Politics, Chevron Seen as Big Differences Between FCC, Antitrust Regulators

The ways the FCC and antitrust agencies like DOJ evaluate deals can diverge widely, said experts Saturday at American University-hosted annual Research Conference on Communications, Information and Internet Policy. Steptoe & Johnson's Jon Sallet said the FCC's big question is often what range of policy options are "reasonable" under the Chevron doctrine of judicial deference to agencies, and what record would support a decision made within that range, while at DOJ the focus was on how does one convince a judge, with the burden of proof being on government to prove its case.

The FTC and FCC ostensibly should go about their regulatory jobs in much the same way, being five-commissioner agencies, but politics seems to play a bigger role in FCC decisions than at the FTC, said Jonathan Baker of AU. Part of the reason may be the FCC, with its focus on a single sector, confronts more concentrated interested groups, he said. He said FTC norms are judicial, with decisions based on law and policy, while the FCC norm is finding a compromise position among interest groups. Both approaches have pros and cons, Baker said, with the FCC able to take longer-term perspective and to supervise relief beyond what an antitrust agency can.

The FCC is seen as more vulnerable to capture by a particular group, but major transactions like mergers aren't captured, Baker said. The agency likely could benefit from expanding the range of information it requires regulated firms to routinely submit, he said. Howard Shelanski of Davis Polk said the FTC and DOJ aren't as invulnerable to capture as some might think since they often still see many of the same lawyers and economists.
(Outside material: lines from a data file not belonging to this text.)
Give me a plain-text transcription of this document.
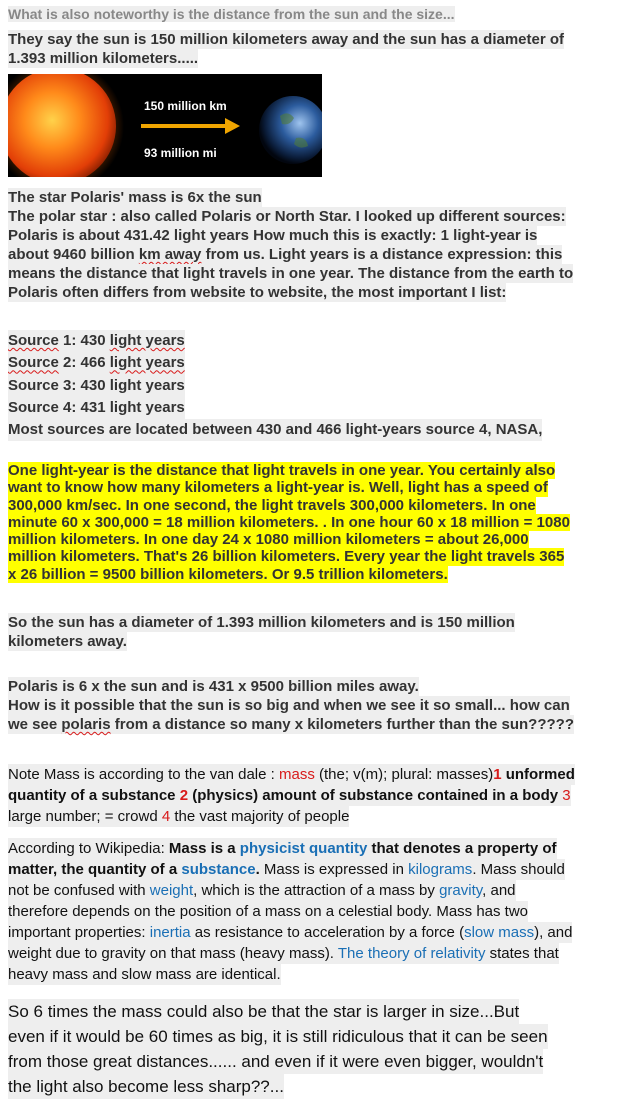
What is also noteworthy is the distance from the sun and the size...
They say the sun is 150 million kilometers away and the sun has a diameter of
1.393 million kilometers.....
150 million km
93 million mi
The star Polaris' mass is 6x the sun
The polar star : also called Polaris or North Star. I looked up different sources:
Polaris is about 431.42 light years How much this is exactly: 1 light-year is
about 9460 billion km away from us. Light years is a distance expression: this
means the distance that light travels in one year. The distance from the earth to
Polaris often differs from website to website, the most important I list:
Source 1: 430 light years
Source 2: 466 light years
Source 3: 430 light years
Source 4: 431 light years
Most sources are located between 430 and 466 light-years source 4, NASA,
One light-year is the distance that light travels in one year. You certainly also
want to know how many kilometers a light-year is. Well, light has a speed of
300,000 km/sec. In one second, the light travels 300,000 kilometers. In one
minute 60 x 300,000 = 18 million kilometers. . In one hour 60 x 18 million = 1080
million kilometers. In one day 24 x 1080 million kilometers = about 26,000
million kilometers. That's 26 billion kilometers. Every year the light travels 365
x 26 billion = 9500 billion kilometers. Or 9.5 trillion kilometers.
So the sun has a diameter of 1.393 million kilometers and is 150 million
kilometers away.
Polaris is 6 x the sun and is 431 x 9500 billion miles away.
How is it possible that the sun is so big and when we see it so small... how can
we see polaris from a distance so many x kilometers further than the sun?????
Note Mass is according to the van dale : mass (the; v(m); plural: masses)1 unformed
quantity of a substance 2 (physics) amount of substance contained in a body 3
large number; = crowd 4 the vast majority of people
According to Wikipedia: Mass is a physicist quantity that denotes a property of
matter, the quantity of a substance. Mass is expressed in kilograms. Mass should
not be confused with weight, which is the attraction of a mass by gravity, and
therefore depends on the position of a mass on a celestial body. Mass has two
important properties: inertia as resistance to acceleration by a force (slow mass), and
weight due to gravity on that mass (heavy mass). The theory of relativity states that
heavy mass and slow mass are identical.
So 6 times the mass could also be that the star is larger in size...But
even if it would be 60 times as big, it is still ridiculous that it can be seen
from those great distances...... and even if it were even bigger, wouldn't
the light also become less sharp??...
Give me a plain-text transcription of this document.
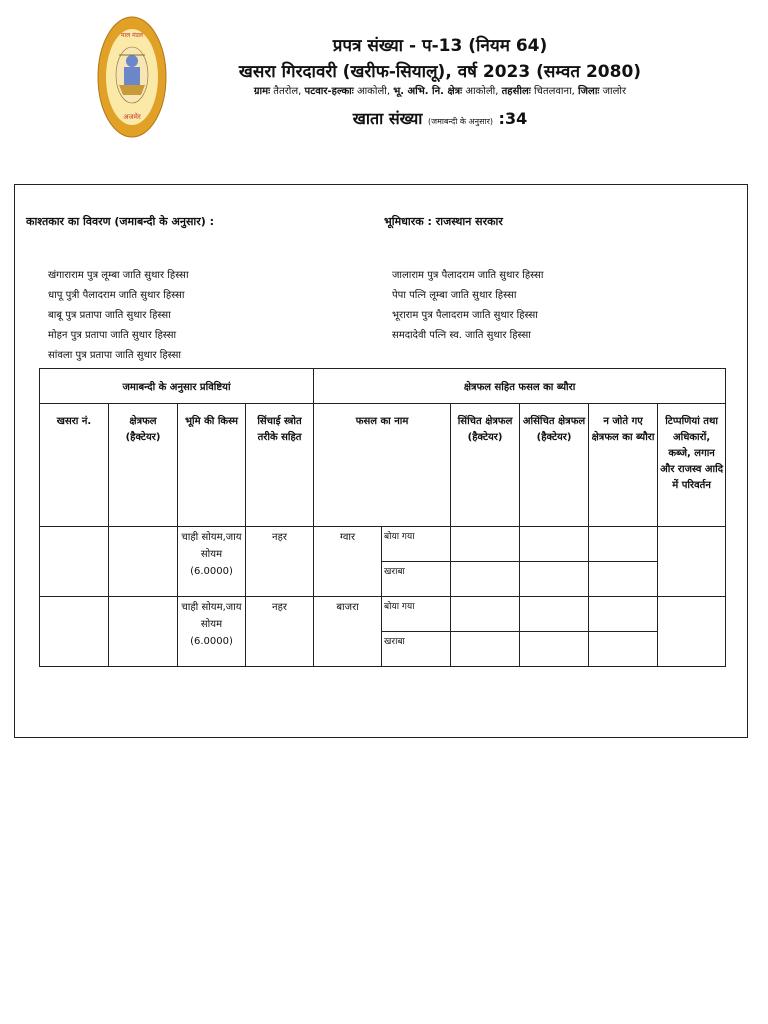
माल मंडल
अजमेर
प्रपत्र संख्या - प-13 (नियम 64)
खसरा गिरदावरी (खरीफ-सियालू), वर्ष 2023 (सम्वत 2080)
ग्रामः तैतरोल, पटवार-हल्काः आकोली, भू. अभि. नि. क्षेत्रः आकोली, तहसीलः चितलवाना, जिलाः जालोर
खाता संख्या (जमाबन्दी के अनुसार) :34
काश्तकार का विवरण (जमाबन्दी के अनुसार) :	भूमिधारक : राजस्थान सरकार
खंगाराराम पुत्र लूम्बा जाति सुथार हिस्सा
धापू पुत्री पैलादराम जाति सुथार हिस्सा
बाबू पुत्र प्रतापा जाति सुथार हिस्सा
मोहन पुत्र प्रतापा जाति सुथार हिस्सा
सांवला पुत्र प्रतापा जाति सुथार हिस्सा
जालाराम पुत्र पैलादराम जाति सुथार हिस्सा
पेपा पत्नि लूम्बा जाति सुथार हिस्सा
भूराराम पुत्र पैलादराम जाति सुथार हिस्सा
समदादेवी पत्नि स्व. जाति सुथार हिस्सा
जमाबन्दी के अनुसार प्रविष्टियां				क्षेत्रफल सहित फसल का ब्यौरा					
खसरा नं.	क्षेत्रफल (हैक्टेयर)	भूमि की किस्म	सिंचाई स्त्रोत तरीके सहित	फसल का नाम		सिंचित क्षेत्रफल (हैक्टेयर)	असिंचित क्षेत्रफल (हैक्टेयर)	न जोते गए क्षेत्रफल का ब्यौरा	टिप्पणियां तथा अधिकारों, कब्जे, लगान और राजस्व आदि में परिवर्तन

		चाही सोयम,जाय
सोयम
(6.0000)	नहर	ग्वार	बोया गया				
					खराबा				

		चाही सोयम,जाय
सोयम
(6.0000)	नहर	बाजरा	बोया गया				
					खराबा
The notion of there not needing to be an FCC except to handle specific spectrum matters, with its other work being done by antitrust agencies, presupposes the telecom market has changed fundamentally from the days when obvious market failures resulted in the commission being a sector-specific agency, Shelanski said. There likely is a case for less regulation, but FCC expertise and those market failure dangers mean there's a risk to getting rid of agency regulation and replacing it with competition policy, he said. One thing antitrust can't do well is tackle noneconomic values, like viewpoint diversity in media markets, he said.

A potential problem at both the FCC and FTC is the relative lack of economists compared with lawyers, said Roslyn Layton, American Enterprise Institute visiting scholar. It's also not clear which approach is more effective -- having economists embedded in particular bureaus or in their own specialized department like the approach the FCC is taking with its Office of Economics and Analytics. She also said agencies aren't budgeted the way they need to be today so they could have analytic tools such as artificial intelligence that could then lead to more airtight decisions surviving judicial review.

Pointing to the antitrust/regulatory models of other countries, William Kovacic, a George Washington University law professor, said a major flaw in how the U.S. approaches regulation is the Sunshine Act. He said the law restricts too tightly policymakers talking among themselves.